The standard conservative interstate purchasing proposal is designed as a tool of deregulation (i.e. shedding risk and consumer protections), nothing more and nothing less.

What you have not done is lowered the cost in which the provder charges. That too can be addressed through regulation.

And should be, I agree.
 
An Arizona Health Insurance Reform Amendment, also known as Proposition 106, or HCR 2014, will be on the November 2, 2010 ballot in Arizona as a legislatively-referred constitutional amendment. State legislators in both the Arizona State Senate and Arizona House of Representatives voted to put the measure before the state's voters. The proposed amendment to the Arizona Constitution was sponsored by state representative Nancy Barto.
Proposition 106 would amend the Arizona Constitution by barring any rules or regulations that would force state residents to participate in a health-care system. The proposed amendment would also ensure that individuals would have the right to pay for private health insurance.
 
An Arizona Health Insurance Reform Amendment, also known as Proposition 106, or HCR 2014, will be on the November 2, 2010 ballot in Arizona as a legislatively-referred constitutional amendment. State legislators in both the Arizona State Senate and Arizona House of Representatives voted to put the measure before the state's voters. The proposed amendment to the Arizona Constitution was sponsored by state representative Nancy Barto.
Proposition 106 would amend the Arizona Constitution by barring any rules or regulations that would force state residents to participate in a health-care system. The proposed amendment would also ensure that individuals would have the right to pay for private health insurance.

question:
why exactly would you not want to purchase health insurance?
we drive cars and have car insurance, we have homes and thus have homeowners insurance, we live and we have life insurance. all of these are protections against the unknown. i am baffled that any one individual would actually reject "affordable" health insurance. but we can be mandated to have homeowners insurance (by some mortgage companies) but not health insurance? i agree that part of the reason costs have risen is due to people not paying their medical bills and hospitals having to write those costs off. but what about making health care providers become either non-profits or not-for-profits? thus forcing them take the millions and millions of dollars that they profit from every year and reinvest these dollars back in the system? would this not lower the patient cost?

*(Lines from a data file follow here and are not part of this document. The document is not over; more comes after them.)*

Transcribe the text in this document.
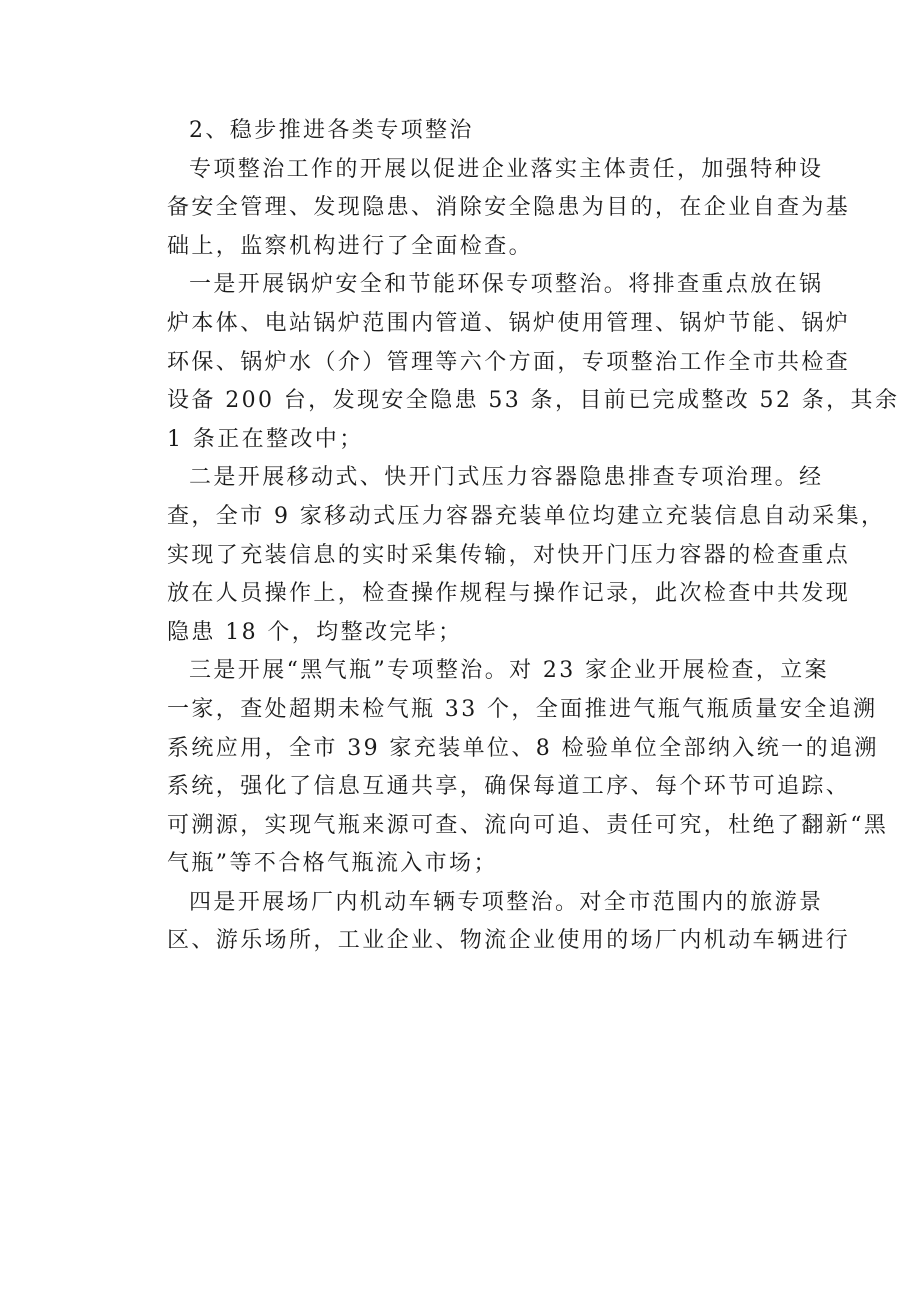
2、稳步推进各类专项整治
专项整治工作的开展以促进企业落实主体责任，加强特种设
备安全管理、发现隐患、消除安全隐患为目的，在企业自查为基
础上，监察机构进行了全面检查。
一是开展锅炉安全和节能环保专项整治。将排查重点放在锅
炉本体、电站锅炉范围内管道、锅炉使用管理、锅炉节能、锅炉
环保、锅炉水（介）管理等六个方面，专项整治工作全市共检查
设备 200 台，发现安全隐患 53 条，目前已完成整改 52 条，其余
1 条正在整改中；
二是开展移动式、快开门式压力容器隐患排查专项治理。经
查，全市 9 家移动式压力容器充装单位均建立充装信息自动采集，
实现了充装信息的实时采集传输，对快开门压力容器的检查重点
放在人员操作上，检查操作规程与操作记录，此次检查中共发现
隐患 18 个，均整改完毕；
三是开展“黑气瓶”专项整治。对 23 家企业开展检查，立案
一家，查处超期未检气瓶 33 个，全面推进气瓶气瓶质量安全追溯
系统应用，全市 39 家充装单位、8 检验单位全部纳入统一的追溯
系统，强化了信息互通共享，确保每道工序、每个环节可追踪、
可溯源，实现气瓶来源可查、流向可追、责任可究，杜绝了翻新“黑
气瓶”等不合格气瓶流入市场；
四是开展场厂内机动车辆专项整治。对全市范围内的旅游景
区、游乐场所，工业企业、物流企业使用的场厂内机动车辆进行
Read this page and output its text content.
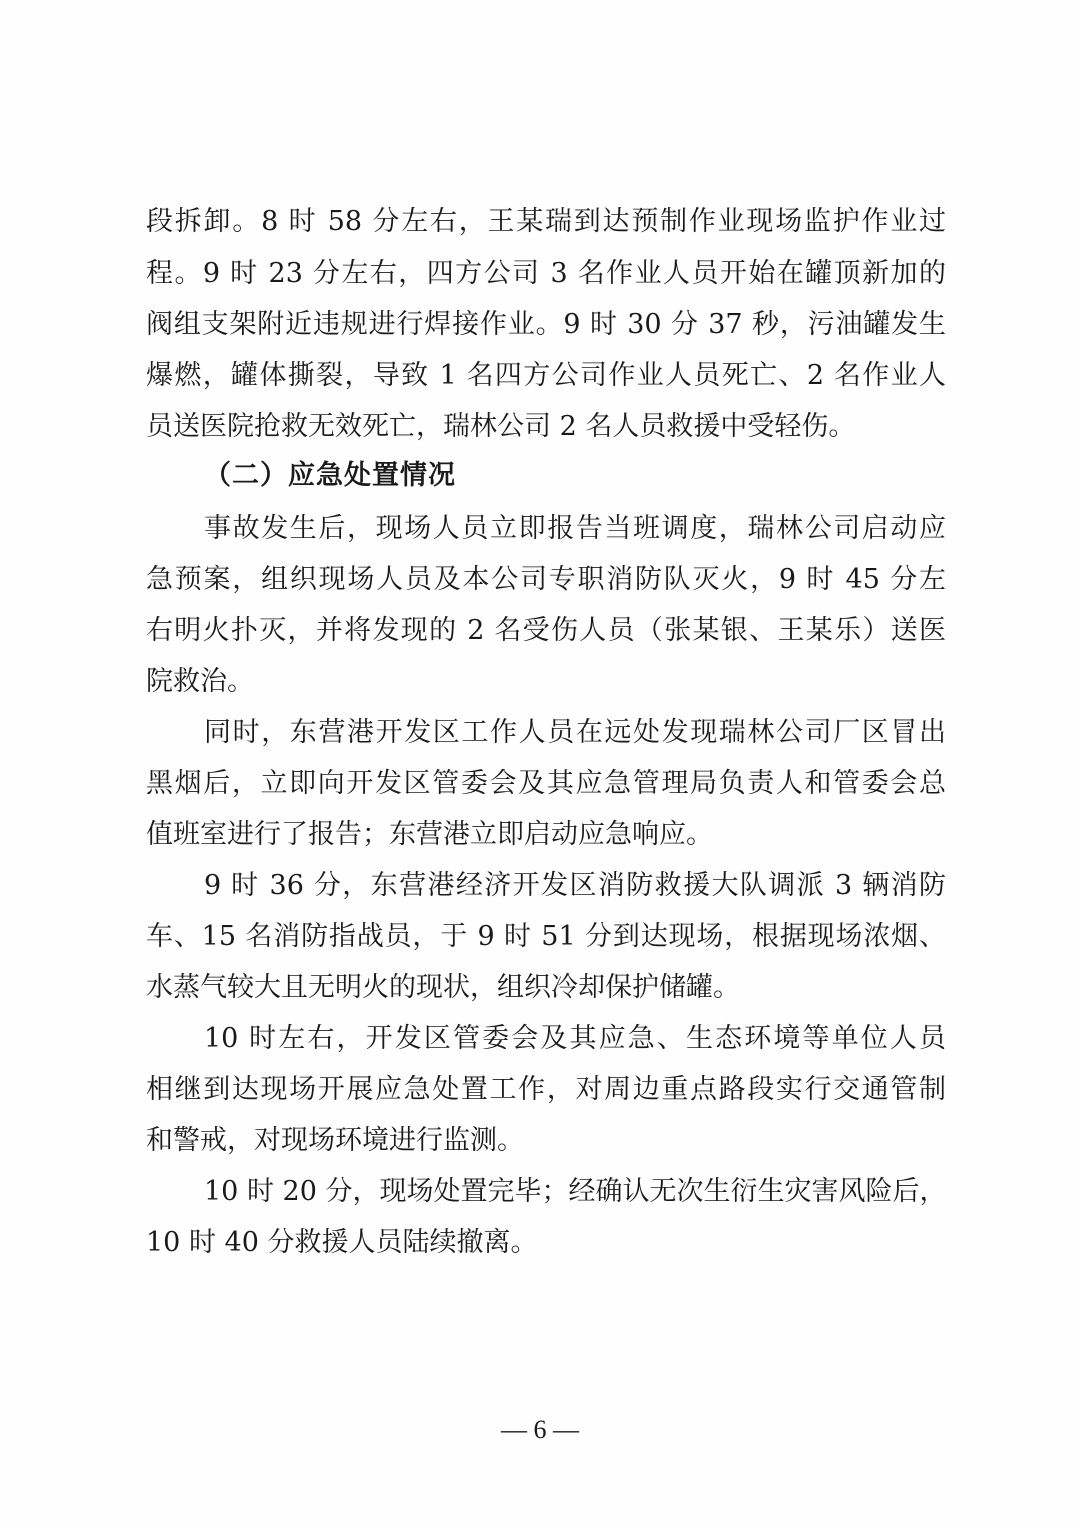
段拆卸。8 时 58 分左右，王某瑞到达预制作业现场监护作业过
程。9 时 23 分左右，四方公司 3 名作业人员开始在罐顶新加的
阀组支架附近违规进行焊接作业。9 时 30 分 37 秒，污油罐发生
爆燃，罐体撕裂，导致 1 名四方公司作业人员死亡、2 名作业人
员送医院抢救无效死亡，瑞林公司 2 名人员救援中受轻伤。
（二）应急处置情况
事故发生后，现场人员立即报告当班调度，瑞林公司启动应
急预案，组织现场人员及本公司专职消防队灭火，9 时 45 分左
右明火扑灭，并将发现的 2 名受伤人员（张某银、王某乐）送医
院救治。
同时，东营港开发区工作人员在远处发现瑞林公司厂区冒出
黑烟后，立即向开发区管委会及其应急管理局负责人和管委会总
值班室进行了报告；东营港立即启动应急响应。
9 时 36 分，东营港经济开发区消防救援大队调派 3 辆消防
车、15 名消防指战员，于 9 时 51 分到达现场，根据现场浓烟、
水蒸气较大且无明火的现状，组织冷却保护储罐。
10 时左右，开发区管委会及其应急、生态环境等单位人员
相继到达现场开展应急处置工作，对周边重点路段实行交通管制
和警戒，对现场环境进行监测。
10 时 20 分，现场处置完毕；经确认无次生衍生灾害风险后，
10 时 40 分救援人员陆续撤离。
— 6 —
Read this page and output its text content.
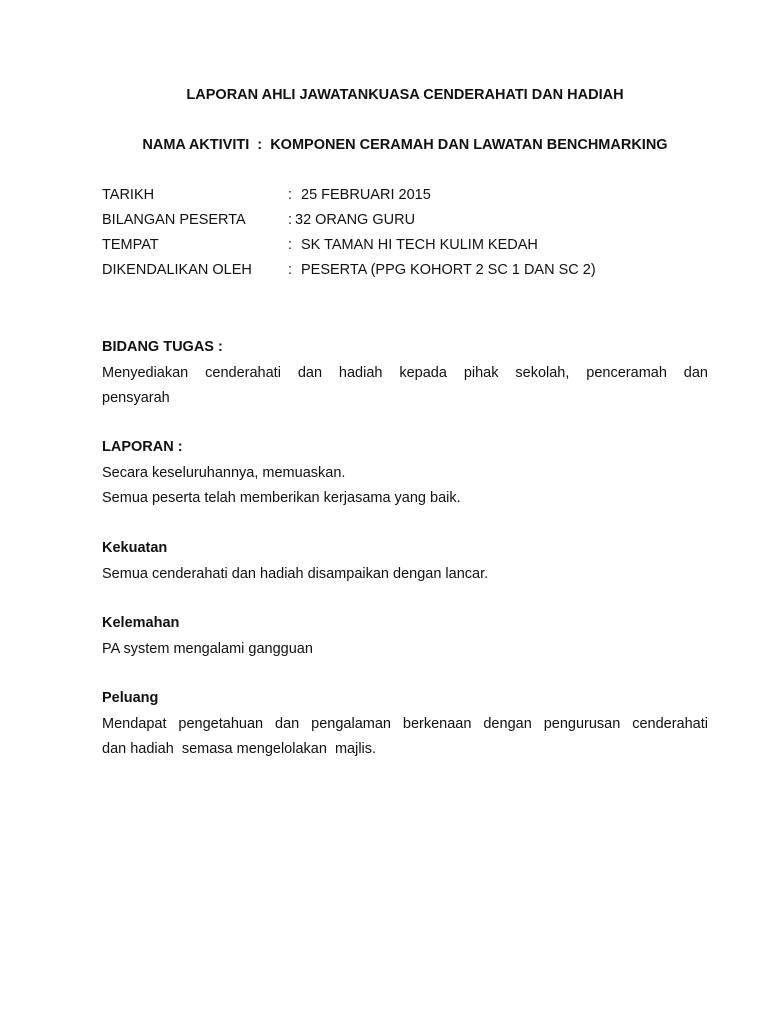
LAPORAN AHLI JAWATANKUASA CENDERAHATI DAN HADIAH
NAMA AKTIVITI  :  KOMPONEN CERAMAH DAN LAWATAN BENCHMARKING
TARIKH	: 25 FEBRUARI 2015
BILANGAN PESERTA	: 32 ORANG GURU
TEMPAT	: SK TAMAN HI TECH KULIM KEDAH
DIKENDALIKAN OLEH : PESERTA (PPG KOHORT 2 SC 1 DAN SC 2)
BIDANG TUGAS :
Menyediakan cenderahati dan hadiah kepada pihak sekolah, penceramah dan
pensyarah
LAPORAN :
Secara keseluruhannya, memuaskan.
Semua peserta telah memberikan kerjasama yang baik.
Kekuatan
Semua cenderahati dan hadiah disampaikan dengan lancar.
Kelemahan
PA system mengalami gangguan
Peluang
Mendapat pengetahuan dan pengalaman berkenaan dengan pengurusan cenderahati
dan hadiah  semasa mengelolakan  majlis.
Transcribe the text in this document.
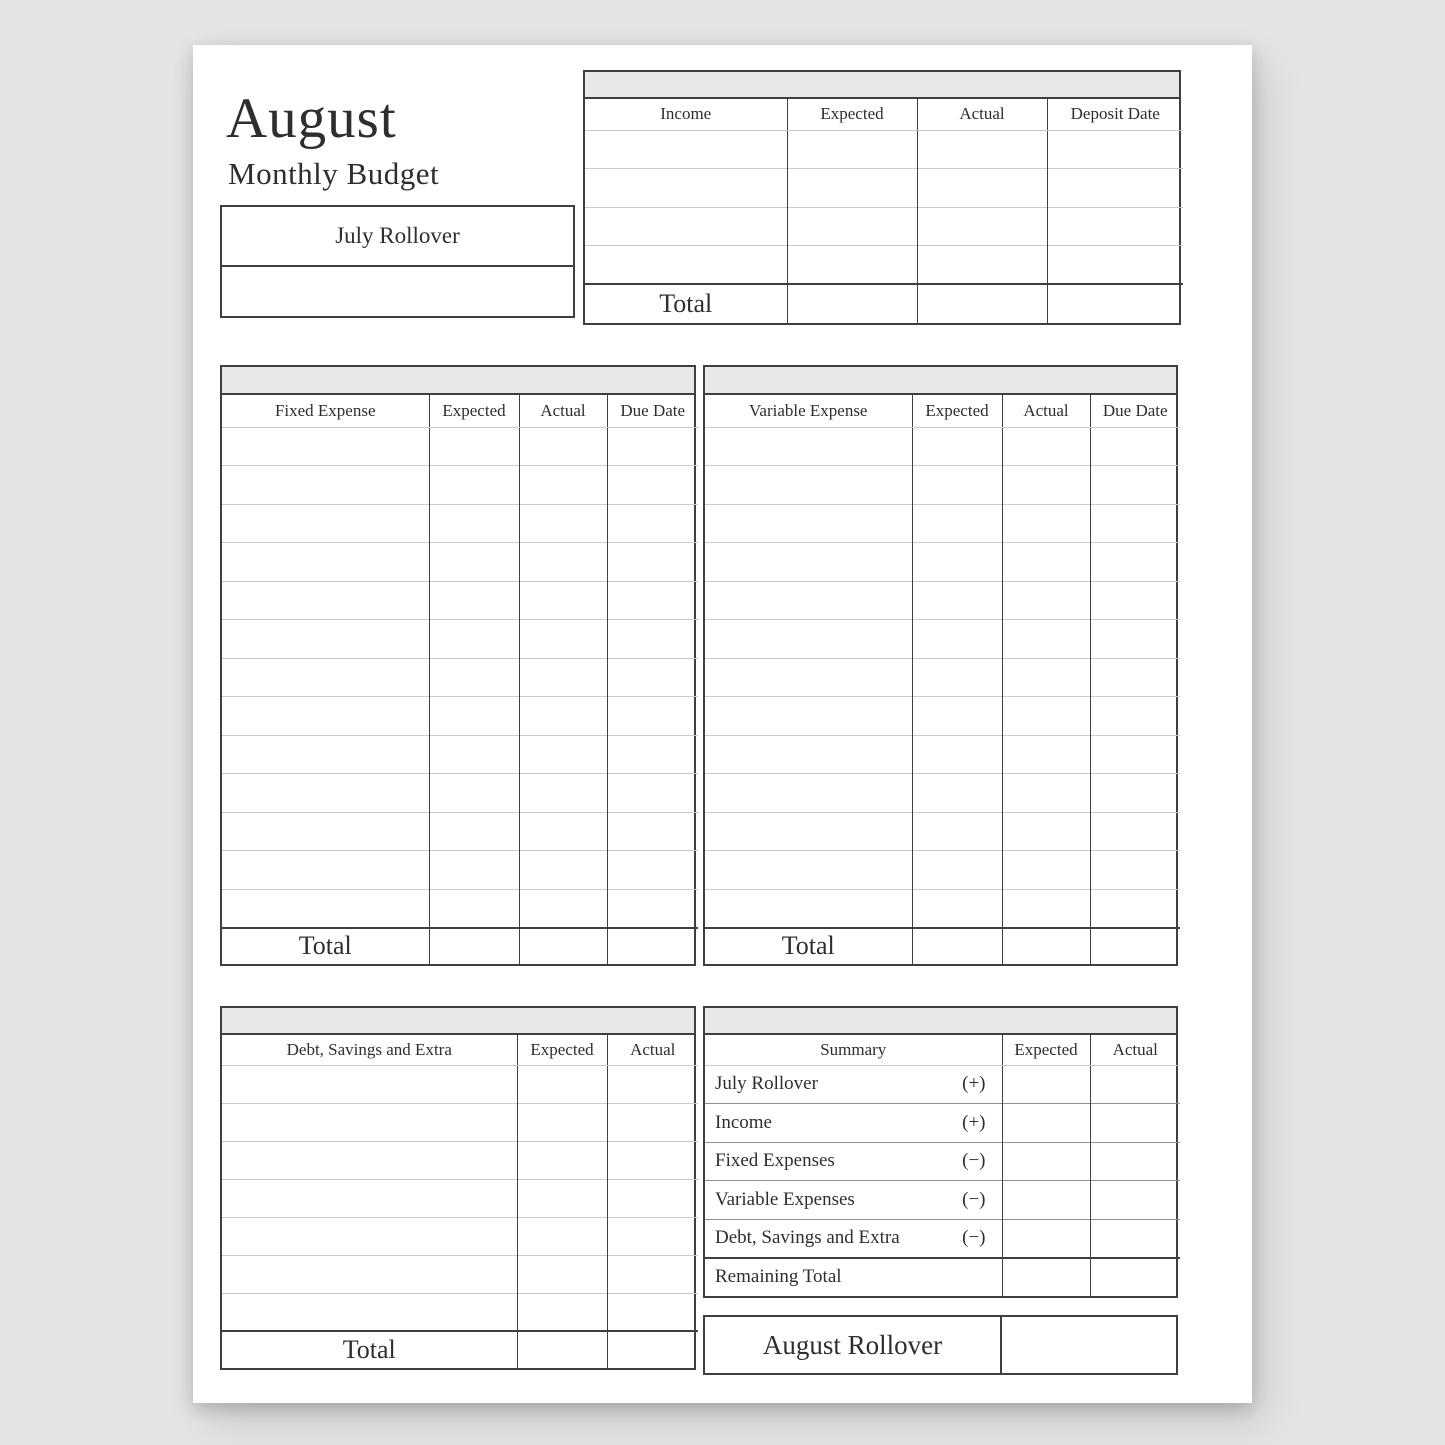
August
Monthly Budget
July Rollover
Income	Expected	Actual	Deposit Date

Total			
Fixed Expense	Expected	Actual	Due Date

Total			
Variable Expense	Expected	Actual	Due Date

Total			
Debt, Savings and Extra	Expected	Actual

Total		
Summary	Expected	Actual

July Rollover (+)		

Income (+)		

Fixed Expenses (−)		

Variable Expenses (−)		

Debt, Savings and Extra (−)		

Remaining Total		

August Rollover
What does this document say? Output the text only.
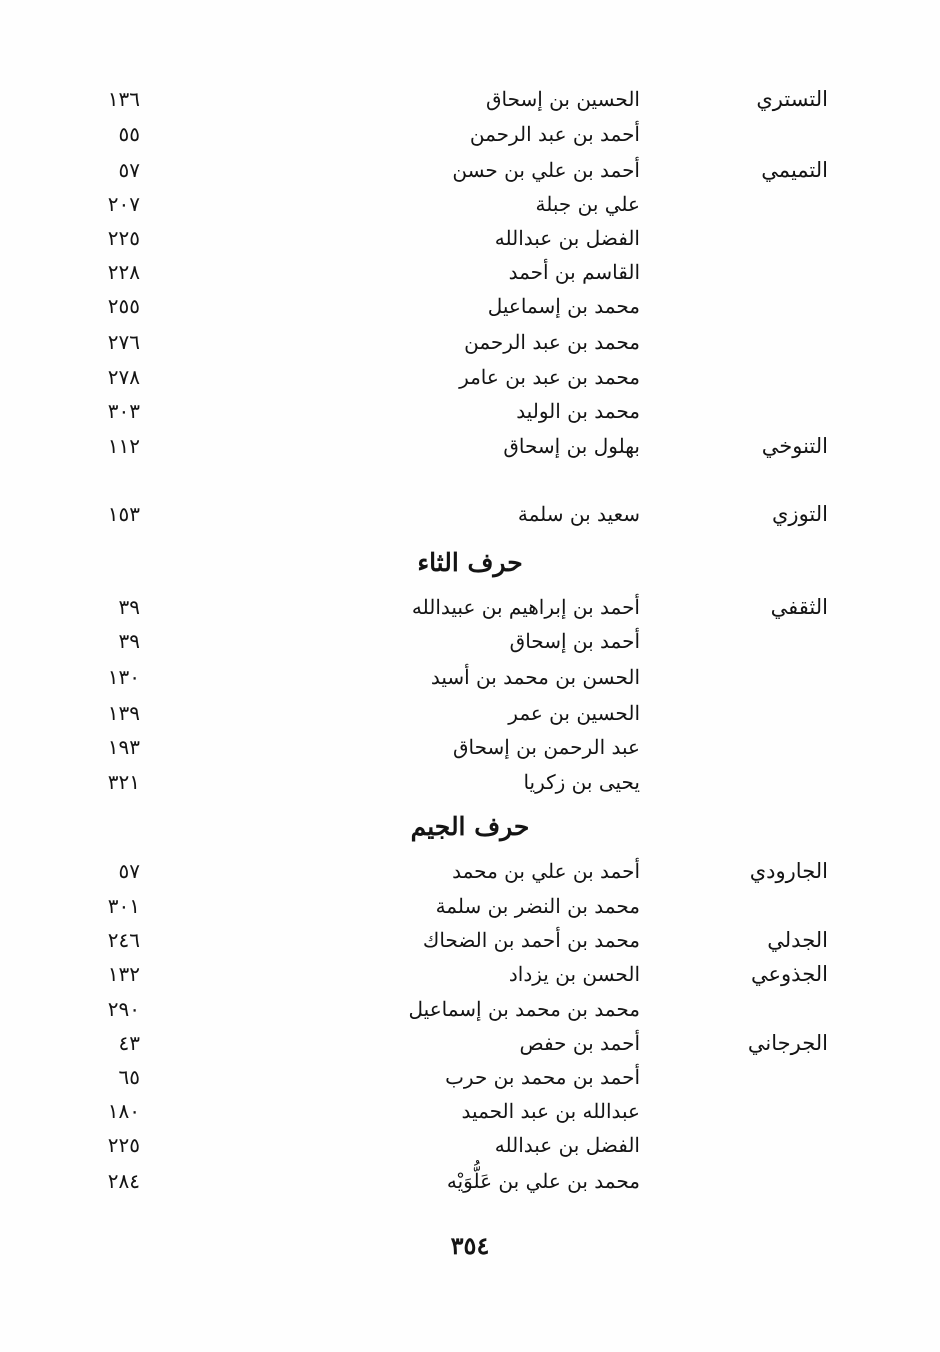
التستري
الحسين بن إسحاق
١٣٦
أحمد بن عبد الرحمن
٥٥
التميمي
أحمد بن علي بن حسن
٥٧
علي بن جبلة
٢٠٧
الفضل بن عبدالله
٢٢٥
القاسم بن أحمد
٢٢٨
محمد بن إسماعيل
٢٥٥
محمد بن عبد الرحمن
٢٧٦
محمد بن عبد بن عامر
٢٧٨
محمد بن الوليد
٣٠٣
التنوخي
بهلول بن إسحاق
١١٢
التوزي
سعيد بن سلمة
١٥٣
حرف الثاء
الثقفي
أحمد بن إبراهيم بن عبيدالله
٣٩
أحمد بن إسحاق
٣٩
الحسن بن محمد بن أسيد
١٣٠
الحسين بن عمر
١٣٩
عبد الرحمن بن إسحاق
١٩٣
يحيى بن زكريا
٣٢١
حرف الجيم
الجارودي
أحمد بن علي بن محمد
٥٧
محمد بن النضر بن سلمة
٣٠١
الجدلي
محمد بن أحمد بن الضحاك
٢٤٦
الجذوعي
الحسن بن يزداد
١٣٢
محمد بن محمد بن إسماعيل
٢٩٠
الجرجاني
أحمد بن حفص
٤٣
أحمد بن محمد بن حرب
٦٥
عبدالله بن عبد الحميد
١٨٠
الفضل بن عبدالله
٢٢٥
محمد بن علي بن عَلُّوَيْه
٢٨٤
٣٥٤
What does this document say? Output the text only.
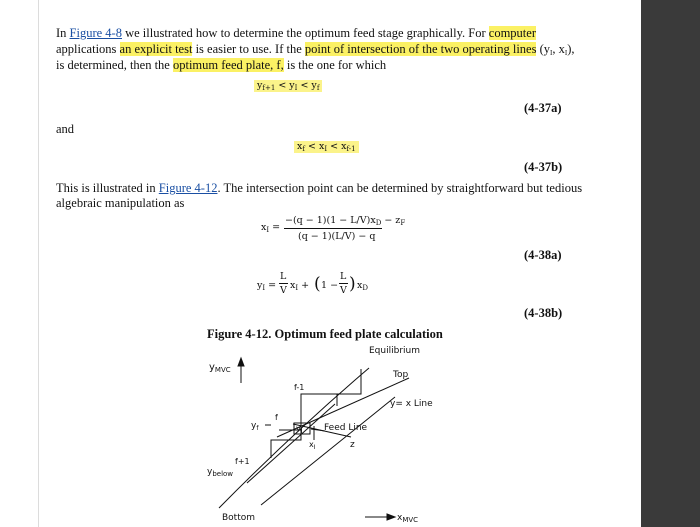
In Figure 4-8 we illustrated how to determine the optimum feed stage graphically. For computer
applications an explicit test is easier to use. If the point of intersection of the two operating lines ($y_I$, $x_I$),
is determined, then the optimum feed plate, f, is the one for which
$y_{f+1} < y_I < y_f$
(4-37a)
and
$x_f < x_I < x_{f-1}$
(4-37b)
This is illustrated in Figure 4-12. The intersection point can be determined by straightforward but tedious
algebraic manipulation as
$x_I$ =
$-(q - 1)(1 - L/V)x_D - z_F$
(q − 1)(L/V) − q
(4-38a)
$y_I$ =
L
V $x_I$ + ( 1 −
L
V ) $x_D$
(4-38b)
Figure 4-12. Optimum feed plate calculation
Equilibrium
Top
y= x Line
$y_{MVC}$
f-1
$y_f$
f
$y_I$ Feed Line
$x_I$	z
f+1
$y_{below}$
Bottom	$x_{MVC}$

i also like the idea of if you want to opt out of buying insurance you should have to sign a waiver, but i go a step farther and look at the auto insurance industry. if you dont want to carry auto insurance you can provide (dont quote me, but i believe) a $10,000 proof of financial responsibility to the DMV and opt out of carrying health insurance. if this was adpated over to the health insurance market i do believe that the limit would need to be much much higher say $50,000. but this could be a viable solution to those who want to opt out of the mandatory coverage provision.